Git-based version control is now integrated much more tightly in DSS.

  • View the history of your project, recipes, scenarios, … from the UI

  • Write your own commit messages

  • Choose between automatic commit at each edit or manual commit (either by component or by project)

In addition, you can now choose between having a global Git repository or a Git repository per project

When viewing the history, you can get the diff of each commit, or compare two commits.

Team activity dashboards

Monitor the activity of each project thanks to our team activity dashboards.

Administrator monitoring dashboards

We’ve added a lot of monitoring dashboards for administrators, especially for large instances with lots of projects:

  • Global usage summary

  • Data size per connection

  • Tasks running on the Hadoop and Spark clusters and per database

  • Tasks running in the background on DSS

  • Authorization matrix for an overview of all effective authorizations

Other notable enhancements

Project import/export

When exporting a project, you can now export all datasets from all connections (except partitioned datasets), saved models and managed folders. When importing the project in another DSS design node, the data is automatically reloaded.

This allows to export complete projects, including data.

When importing projects, you can also remap connections, removing the need to define connections with exactly the same name as on the source DSS instance.

Maintenance tasks

DSS now performs automatically several maintenance and cleanup tasks in the background.

Improved security model

We’ve added several new permissions for more fine-grained control. The following permissions can now be granted to each group, independently of the admin permissions:

  • Create projects and tutorials

  • Write “unsafe” code (that might be used to circumvent the permissions system)

  • Manage user-defined meanings

In addition, users can now create personal connections without admin intervention.

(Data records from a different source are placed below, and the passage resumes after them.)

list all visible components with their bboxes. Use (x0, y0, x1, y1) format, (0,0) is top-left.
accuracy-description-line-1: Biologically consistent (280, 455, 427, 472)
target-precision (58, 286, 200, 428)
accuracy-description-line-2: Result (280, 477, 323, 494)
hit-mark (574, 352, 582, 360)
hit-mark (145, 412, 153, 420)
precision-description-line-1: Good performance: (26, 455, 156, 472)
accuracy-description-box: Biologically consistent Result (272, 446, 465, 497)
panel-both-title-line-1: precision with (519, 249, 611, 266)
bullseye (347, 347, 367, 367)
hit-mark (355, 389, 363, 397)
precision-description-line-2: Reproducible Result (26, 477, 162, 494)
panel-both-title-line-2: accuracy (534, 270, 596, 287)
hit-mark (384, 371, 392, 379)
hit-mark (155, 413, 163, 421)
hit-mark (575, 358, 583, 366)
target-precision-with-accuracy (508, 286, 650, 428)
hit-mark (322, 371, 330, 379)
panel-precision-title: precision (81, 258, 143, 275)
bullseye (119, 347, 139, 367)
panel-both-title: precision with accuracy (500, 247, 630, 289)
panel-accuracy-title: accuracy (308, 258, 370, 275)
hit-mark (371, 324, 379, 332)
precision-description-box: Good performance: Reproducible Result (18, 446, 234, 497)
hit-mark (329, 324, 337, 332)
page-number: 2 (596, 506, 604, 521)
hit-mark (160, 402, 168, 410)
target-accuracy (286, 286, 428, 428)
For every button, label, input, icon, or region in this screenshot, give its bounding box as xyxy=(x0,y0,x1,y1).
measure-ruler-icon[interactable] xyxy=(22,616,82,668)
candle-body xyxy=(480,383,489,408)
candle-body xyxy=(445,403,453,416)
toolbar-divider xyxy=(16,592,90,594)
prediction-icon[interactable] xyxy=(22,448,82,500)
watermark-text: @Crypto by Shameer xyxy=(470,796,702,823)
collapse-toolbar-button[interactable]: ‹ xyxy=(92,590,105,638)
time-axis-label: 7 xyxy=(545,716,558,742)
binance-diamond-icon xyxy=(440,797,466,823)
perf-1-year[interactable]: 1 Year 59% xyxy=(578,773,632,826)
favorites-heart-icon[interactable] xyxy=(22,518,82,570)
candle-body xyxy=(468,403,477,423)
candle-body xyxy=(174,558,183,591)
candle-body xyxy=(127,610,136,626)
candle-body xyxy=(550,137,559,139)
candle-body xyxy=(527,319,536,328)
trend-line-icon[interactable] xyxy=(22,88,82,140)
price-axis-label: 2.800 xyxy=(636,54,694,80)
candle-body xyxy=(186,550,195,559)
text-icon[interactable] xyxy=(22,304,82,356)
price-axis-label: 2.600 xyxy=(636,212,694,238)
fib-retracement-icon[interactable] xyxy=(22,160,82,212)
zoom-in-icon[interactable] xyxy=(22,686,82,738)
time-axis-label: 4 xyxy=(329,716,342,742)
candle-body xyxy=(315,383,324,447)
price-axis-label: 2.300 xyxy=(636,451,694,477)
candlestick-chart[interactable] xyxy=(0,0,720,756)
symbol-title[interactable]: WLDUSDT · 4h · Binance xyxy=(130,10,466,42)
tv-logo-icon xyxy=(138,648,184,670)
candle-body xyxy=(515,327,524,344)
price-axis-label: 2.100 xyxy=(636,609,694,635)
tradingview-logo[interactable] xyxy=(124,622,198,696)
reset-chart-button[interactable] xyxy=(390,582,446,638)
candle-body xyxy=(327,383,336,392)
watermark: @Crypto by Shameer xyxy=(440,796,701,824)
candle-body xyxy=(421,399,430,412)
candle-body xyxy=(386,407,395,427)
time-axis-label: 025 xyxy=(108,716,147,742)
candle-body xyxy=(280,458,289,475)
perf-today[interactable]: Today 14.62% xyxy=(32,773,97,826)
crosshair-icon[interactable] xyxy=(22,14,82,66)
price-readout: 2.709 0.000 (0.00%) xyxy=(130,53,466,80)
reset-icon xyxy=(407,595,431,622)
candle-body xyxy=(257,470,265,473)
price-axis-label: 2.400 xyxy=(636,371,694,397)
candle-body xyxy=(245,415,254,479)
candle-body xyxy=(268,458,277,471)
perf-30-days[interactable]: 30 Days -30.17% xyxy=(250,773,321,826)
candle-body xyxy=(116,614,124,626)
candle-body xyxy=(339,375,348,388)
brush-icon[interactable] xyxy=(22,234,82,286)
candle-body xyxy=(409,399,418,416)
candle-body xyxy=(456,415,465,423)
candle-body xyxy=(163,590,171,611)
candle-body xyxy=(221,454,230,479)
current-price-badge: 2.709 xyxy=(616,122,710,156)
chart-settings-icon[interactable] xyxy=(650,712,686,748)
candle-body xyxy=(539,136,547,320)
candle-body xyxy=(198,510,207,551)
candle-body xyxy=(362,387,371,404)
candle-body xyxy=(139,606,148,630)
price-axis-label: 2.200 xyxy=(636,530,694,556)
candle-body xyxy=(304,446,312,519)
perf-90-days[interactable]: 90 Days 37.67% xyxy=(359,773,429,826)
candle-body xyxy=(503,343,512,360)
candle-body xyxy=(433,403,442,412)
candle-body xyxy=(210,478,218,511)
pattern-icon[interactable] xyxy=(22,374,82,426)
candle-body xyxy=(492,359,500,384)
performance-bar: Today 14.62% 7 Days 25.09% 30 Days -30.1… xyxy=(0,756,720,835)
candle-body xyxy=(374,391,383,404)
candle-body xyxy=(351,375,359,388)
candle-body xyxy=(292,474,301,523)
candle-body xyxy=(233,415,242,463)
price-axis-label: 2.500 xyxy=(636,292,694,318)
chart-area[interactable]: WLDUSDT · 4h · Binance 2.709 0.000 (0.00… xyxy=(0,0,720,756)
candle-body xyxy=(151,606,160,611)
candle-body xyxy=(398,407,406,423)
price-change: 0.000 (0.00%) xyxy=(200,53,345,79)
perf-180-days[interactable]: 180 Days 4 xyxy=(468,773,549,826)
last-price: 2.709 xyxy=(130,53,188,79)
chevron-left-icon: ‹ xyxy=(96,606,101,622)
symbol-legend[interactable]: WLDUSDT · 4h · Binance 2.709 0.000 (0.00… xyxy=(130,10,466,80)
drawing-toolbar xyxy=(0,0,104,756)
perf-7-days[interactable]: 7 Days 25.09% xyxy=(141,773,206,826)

The administration UI now includes an authorization matrix for an overview of all effective authorizations

API

  • The public API includes new methods to interact with scenarios and metrics

  • The public API includes new methods for exporting projects

Data preparation

  • It’s now possible to delete columns based on a name pattern

Other changes

  • DSS does not automatically grant Analyst access to the “first analysts group” when creating a project. After the creation of a project, only its creator (and the DSS administrators) can access it by default.